Timing Belt Changing Tool Instructions
By Rich Vatovec

Disclaimer

1990 TO 1991-1/2 Miata Crankshaft (Short Nose Crank) Holding Tool Diagram
1991-1/2 TO 1997 Miata Crankshaft (Long Nose Crank) Holding Tool Diagram

As 60,000 miles approaches or has already gone by, timing belts must be replaced. To neglect this vital item of maintenance risks a tow or a long walk home. As stated in the National Miata Club's technical bulletin (Miata Magazine Fall 1996), 1990 and early 1991 models have a different crankshaft nose (VIN 209446 or less) from the later 1.6 liter engines. On the earlier models it is easy to change the timing belt by removing the V-belt pulley with four small bolts (10mm head size) and slipping the timing belt guide off the shaft, over the large diameter crankshaft bolt. This bolt should not be messed with unless there is other damage or your oil seal is leaking A LOT! However, what the article does NOT tell you, is that on the later 1991 model cars (BRG's), 1992 and up, you MUST remove the large diameter crankshaft bolt in order to change the timing belt! The nice, thin sheet metal timing belt guide that slipped off easily on the early cars has been replaced with a heavy forged belt guide that is held on by a bigger crankshaft bolt. This creates a problem. The force required to remove and retorque this bolt to 120 ft-lbs is more than you can exert without the crankshaft turning, even in gear, with the brake on! I discovered this on a 1991 BRG. The car just moved! To make this procedure safe and reliable, a special tool is required to hold the engine still.

*** BREAKTHROUGH! ****

I fabricated a bracket that bolts to the timing gear with the four pulley retaining bolts and attaches to a large bolt on the air conditioner bracket to lock the engine safely in place. With this bracket in place, there is no trouble loosening the crankshaft bolt and retorqing it to 120 ft-lbs. With this tool, changing the timing belt was no big deal. The torque wrench loads the 4 bolts in shear. Since all four bolts bear, they handle the torque load just fine. Caution: If your Miata has been up North or at the beach a lot, corrosion has probably made these bolts harder to remove. Use plenty of penetrating oil on these small bolts before loosening. A broken bolt here is a real chore to get out. It just takes a full afternoon to pull off a bunch of parts, change the worn belts, clean off the covers etc., and put it back together. No other nasty surprises. Everything is step by step by the Miata Shop Manual or the Miata Enthusiasts Shop Manual. I have also used this tool to change the timing belt on a '94 1.8 liter Miata. The fit is identical to the later 1.6 liter Miatas. See Figure 1a & 1b and Drawing 1.

However, on the early Miatas you do need to remove the large crankshaft bolt to change a leaky crankshaft seal! Here is the problem. The tool I made for the '91+ does not work for the '90 model as one of our members found out. The timing gear is smaller and recessed, so he made a new tool for the early model Miatas.

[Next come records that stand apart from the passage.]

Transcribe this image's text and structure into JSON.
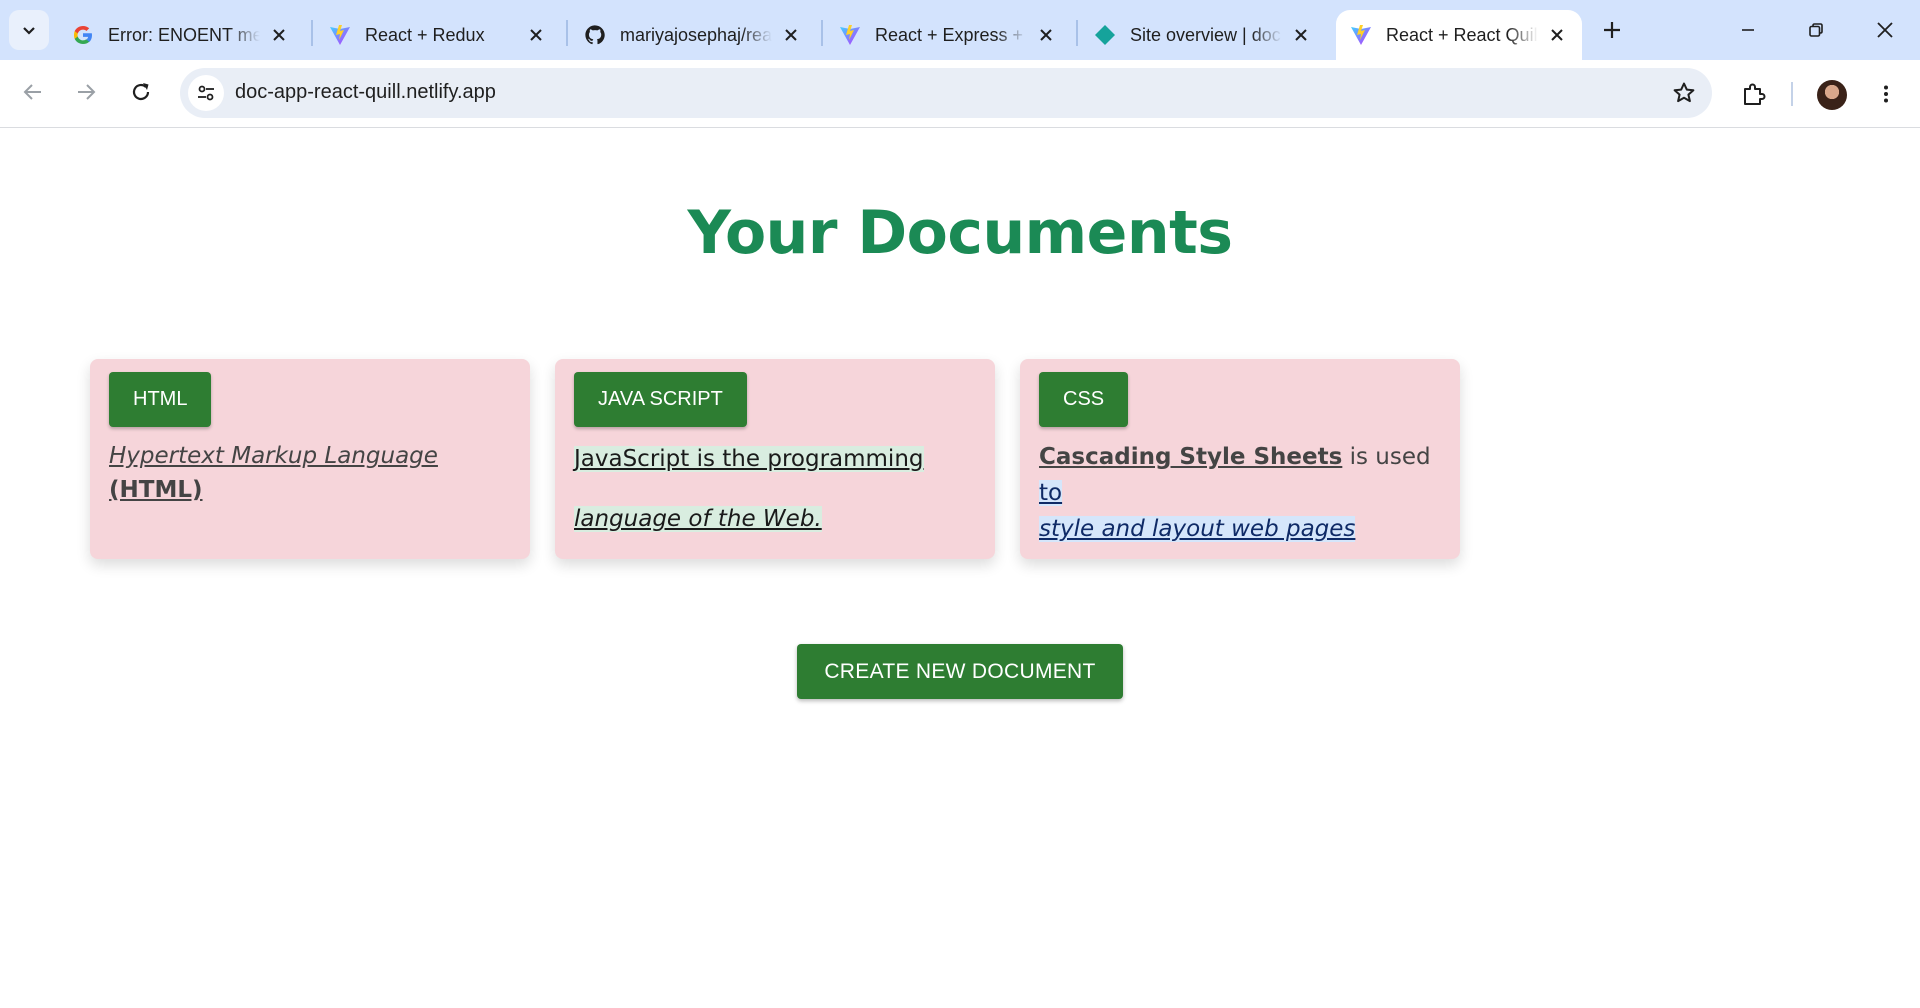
{
  "browser": {
    "tabs": [
      {
        "title": "Error: ENOENT mea",
        "icon": "google-icon",
        "active": false
      },
      {
        "title": "React + Redux",
        "icon": "vite-icon",
        "active": false
      },
      {
        "title": "mariyajosephaj/rea",
        "icon": "github-icon",
        "active": false
      },
      {
        "title": "React + Express + ",
        "icon": "vite-icon",
        "active": false
      },
      {
        "title": "Site overview | doc",
        "icon": "netlify-icon",
        "active": false
      },
      {
        "title": "React + React Quill",
        "icon": "vite-icon",
        "active": true
      }
    ],
    "url": "doc-app-react-quill.netlify.app"
  },
  "page": {
    "title": "Your Documents",
    "documents": [
      {
        "button": "HTML",
        "line1_italic": "Hypertext Markup Language ",
        "line1_bold": "(HTML)"
      },
      {
        "button": "JAVA SCRIPT",
        "line1": "JavaScript is the programming",
        "line2": " language of the Web."
      },
      {
        "button": "CSS",
        "bold": "Cascading Style Sheets",
        "plain": " is used ",
        "hl1": "to",
        "hl2": "style and layout web pages"
      }
    ],
    "create_button": "CREATE NEW DOCUMENT"
  },
  "colors": {
    "heading": "#1b8a55",
    "button": "#2e7d32",
    "card": "#f6d5da",
    "tabstrip": "#d3e3fd"
  }
}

The flat stock must be bent and notched to clear obstructions and line up properly. The '90 model only requires 85 foot pounds of torque since the bolt is smaller. So now there are two special tools for loosening and retorquing crankshaft bolts. See Figure 2 and Drawing 2.

To fabricate either tool, the crank pulley is used for a template or guide when cutting a piece of 1/8" thick or greater flat stock. Measurements are taken to clear obstructions for tying the other end to the AC bracket. If you car doesn’t have AC try to find a large bolt in that area to tie off the free end of the bracket. I haven't looked at any cars without AC. After a few trial fits and trims you end up with a useable tool. It usually takes about an hour to fabricate. The attached pictures shown are the homemade prototype brackets. The real neat one was done in a machine shop by one of our members. It is not yet trimmed to clear obstructions. The drawings are in EXCEL'97 and are to full scale on my printer. Different computer systems tend to produce slightly distorted drawings. Adjust the print size in the fit to page window to produce a drawing with a round center hole. Your drawing should then be close to full scale. All dimensions were rounded to the nearest 1/16" to facilitate US standard tooling instead of the true metric dimensions. All holes have enough clearance for hand built tolerances.

As always, use these plans at your own risk. Any breakage of bolts due to the condition of the car or the skill of the mechanic is totally your responsibility. This method has worked well on at least 7 cars so far. Take proper precautions when using power tools. Break all sharp edges and round all sharp corners for safety. Be prepared to adjust for fit with a file on each unique situation. Take care on tightening the bolts. The AC bolt does not go all the way into its bore due to alignment differences so all the threads are not engaged. Snug this bolt down but do not tighten. It is there for lateral shear support only.